Banks and payment firms have long argued that this model is unsustainable.
Here’s a quick breakdown of how MDR discussions have affected key players:
Company | Business Model Focus | Impact if MDR Returns |
---|---|---|
Paytm | Payments + lending | Positive (if allowed) |
PhonePe | Payments only | Mixed effect |
Banks | Infrastructure-heavy | Strongly positive |
Small Merchants | High UPI usage | Strongly negative |
While firms like Paytm might welcome MDR’s return under the right rules, most merchants are strongly against it. And politically, it’s a hot potato.
So, it’s no wonder the Finance Ministry acted fast.
Market Still On Edge, Volatility Likely to Continue
Even after the clarification, some jitters remain. Paytm’s recovery wasn’t complete, and trading volumes stayed higher than average.
Analysts said the event reinforced just how vulnerable the market is to policy flip-flops—or even rumors of one.
“This sort of price action shows that regulatory uncertainty is still the biggest risk facing fintech stocks,” said a Mumbai-based trader at a domestic brokerage firm. “There’s no revenue from payments, and every few months there’s some headline that swings the stock double digits.”
Another investor called it “headline roulette.”
Paytm’s Bigger Picture: Still Choppy, But No Freefall
Let’s not forget—Paytm has already been under pressure this year.

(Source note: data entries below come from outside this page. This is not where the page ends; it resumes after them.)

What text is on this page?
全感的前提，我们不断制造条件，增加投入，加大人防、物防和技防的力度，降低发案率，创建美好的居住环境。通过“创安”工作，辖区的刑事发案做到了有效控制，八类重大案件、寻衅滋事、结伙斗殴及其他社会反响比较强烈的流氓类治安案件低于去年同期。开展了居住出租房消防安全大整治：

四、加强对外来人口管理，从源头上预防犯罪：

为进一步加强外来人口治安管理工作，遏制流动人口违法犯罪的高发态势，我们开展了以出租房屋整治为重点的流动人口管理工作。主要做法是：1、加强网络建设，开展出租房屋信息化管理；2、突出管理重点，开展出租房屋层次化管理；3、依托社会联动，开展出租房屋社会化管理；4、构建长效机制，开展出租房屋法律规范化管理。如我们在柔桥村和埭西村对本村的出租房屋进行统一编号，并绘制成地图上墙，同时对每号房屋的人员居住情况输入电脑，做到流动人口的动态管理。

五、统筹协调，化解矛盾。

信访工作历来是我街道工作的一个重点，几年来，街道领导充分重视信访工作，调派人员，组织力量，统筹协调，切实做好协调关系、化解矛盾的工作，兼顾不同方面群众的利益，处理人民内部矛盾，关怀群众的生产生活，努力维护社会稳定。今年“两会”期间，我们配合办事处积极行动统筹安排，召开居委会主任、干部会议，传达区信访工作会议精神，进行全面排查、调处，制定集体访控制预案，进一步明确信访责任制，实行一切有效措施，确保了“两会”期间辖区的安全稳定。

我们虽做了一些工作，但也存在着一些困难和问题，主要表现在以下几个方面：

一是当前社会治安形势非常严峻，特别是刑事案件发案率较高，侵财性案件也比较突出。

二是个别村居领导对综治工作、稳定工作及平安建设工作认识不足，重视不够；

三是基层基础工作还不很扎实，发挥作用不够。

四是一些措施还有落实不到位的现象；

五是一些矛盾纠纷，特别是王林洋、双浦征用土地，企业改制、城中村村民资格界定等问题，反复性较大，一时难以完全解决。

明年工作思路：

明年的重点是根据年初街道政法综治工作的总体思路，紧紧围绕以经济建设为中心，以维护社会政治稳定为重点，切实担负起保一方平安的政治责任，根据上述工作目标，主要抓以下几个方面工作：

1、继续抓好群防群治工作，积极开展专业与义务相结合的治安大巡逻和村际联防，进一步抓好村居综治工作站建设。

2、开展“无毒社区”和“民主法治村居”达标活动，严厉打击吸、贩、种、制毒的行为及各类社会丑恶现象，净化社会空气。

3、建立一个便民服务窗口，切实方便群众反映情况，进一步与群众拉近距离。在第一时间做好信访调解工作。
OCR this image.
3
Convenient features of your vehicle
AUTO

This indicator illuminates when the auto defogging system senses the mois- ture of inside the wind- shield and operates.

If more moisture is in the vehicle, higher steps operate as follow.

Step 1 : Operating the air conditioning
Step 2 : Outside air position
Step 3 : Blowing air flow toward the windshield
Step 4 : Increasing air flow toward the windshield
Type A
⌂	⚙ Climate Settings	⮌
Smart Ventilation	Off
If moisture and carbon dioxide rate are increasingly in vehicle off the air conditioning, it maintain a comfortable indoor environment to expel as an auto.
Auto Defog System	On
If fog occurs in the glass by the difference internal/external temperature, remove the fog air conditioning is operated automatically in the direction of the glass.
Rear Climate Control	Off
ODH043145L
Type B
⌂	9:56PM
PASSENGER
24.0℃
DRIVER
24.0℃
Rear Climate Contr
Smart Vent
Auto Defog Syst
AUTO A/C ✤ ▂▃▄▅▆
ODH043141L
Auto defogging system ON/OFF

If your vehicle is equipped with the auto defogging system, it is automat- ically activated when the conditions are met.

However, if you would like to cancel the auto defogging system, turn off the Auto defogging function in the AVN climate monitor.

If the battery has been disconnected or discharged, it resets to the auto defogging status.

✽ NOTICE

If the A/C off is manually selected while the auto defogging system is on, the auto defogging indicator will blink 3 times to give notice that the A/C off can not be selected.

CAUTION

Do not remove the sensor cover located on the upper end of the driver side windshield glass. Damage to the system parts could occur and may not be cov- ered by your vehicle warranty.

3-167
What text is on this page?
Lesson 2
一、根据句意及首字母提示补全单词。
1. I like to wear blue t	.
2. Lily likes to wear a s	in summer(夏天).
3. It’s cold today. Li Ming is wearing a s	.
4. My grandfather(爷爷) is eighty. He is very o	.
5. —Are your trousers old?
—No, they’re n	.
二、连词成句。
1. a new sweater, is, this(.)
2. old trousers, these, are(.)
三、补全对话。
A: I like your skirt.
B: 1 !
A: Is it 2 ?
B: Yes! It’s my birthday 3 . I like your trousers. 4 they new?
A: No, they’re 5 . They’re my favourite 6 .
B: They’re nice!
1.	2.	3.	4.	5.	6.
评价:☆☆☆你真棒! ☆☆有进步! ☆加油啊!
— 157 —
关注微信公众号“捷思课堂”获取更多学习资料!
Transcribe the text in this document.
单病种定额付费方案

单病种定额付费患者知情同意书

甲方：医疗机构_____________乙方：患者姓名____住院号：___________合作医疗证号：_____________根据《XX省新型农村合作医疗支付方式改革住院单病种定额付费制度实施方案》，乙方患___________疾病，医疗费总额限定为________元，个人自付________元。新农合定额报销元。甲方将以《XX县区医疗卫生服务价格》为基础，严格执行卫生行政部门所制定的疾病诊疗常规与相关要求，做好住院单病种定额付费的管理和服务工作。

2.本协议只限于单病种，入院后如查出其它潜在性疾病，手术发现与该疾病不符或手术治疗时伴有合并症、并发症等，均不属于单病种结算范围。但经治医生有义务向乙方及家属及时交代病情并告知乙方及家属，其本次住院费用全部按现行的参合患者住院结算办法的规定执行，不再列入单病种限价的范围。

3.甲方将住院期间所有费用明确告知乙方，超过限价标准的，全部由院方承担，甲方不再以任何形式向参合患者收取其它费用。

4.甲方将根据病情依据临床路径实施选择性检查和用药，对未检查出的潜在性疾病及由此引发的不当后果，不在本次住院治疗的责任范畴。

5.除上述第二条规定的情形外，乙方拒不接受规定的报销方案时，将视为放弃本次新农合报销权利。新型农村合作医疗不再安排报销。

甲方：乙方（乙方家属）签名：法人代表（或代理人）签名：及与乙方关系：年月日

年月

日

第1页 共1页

Earlier in 2025, the Reserve Bank cracked down on Paytm Payments Bank, barring it from accepting fresh deposits and top-ups. That blow forced the company to revamp its product offerings and find new banking partners.
In the weeks since, the stock has slowly crawled back. But it’s still nowhere near its 2021 listing price of ₹2,150.
Now, even false headlines are enough to send it tumbling.
Still, Wednesday’s mini crash may serve as a reminder: sentiment can swing faster than fundamentals.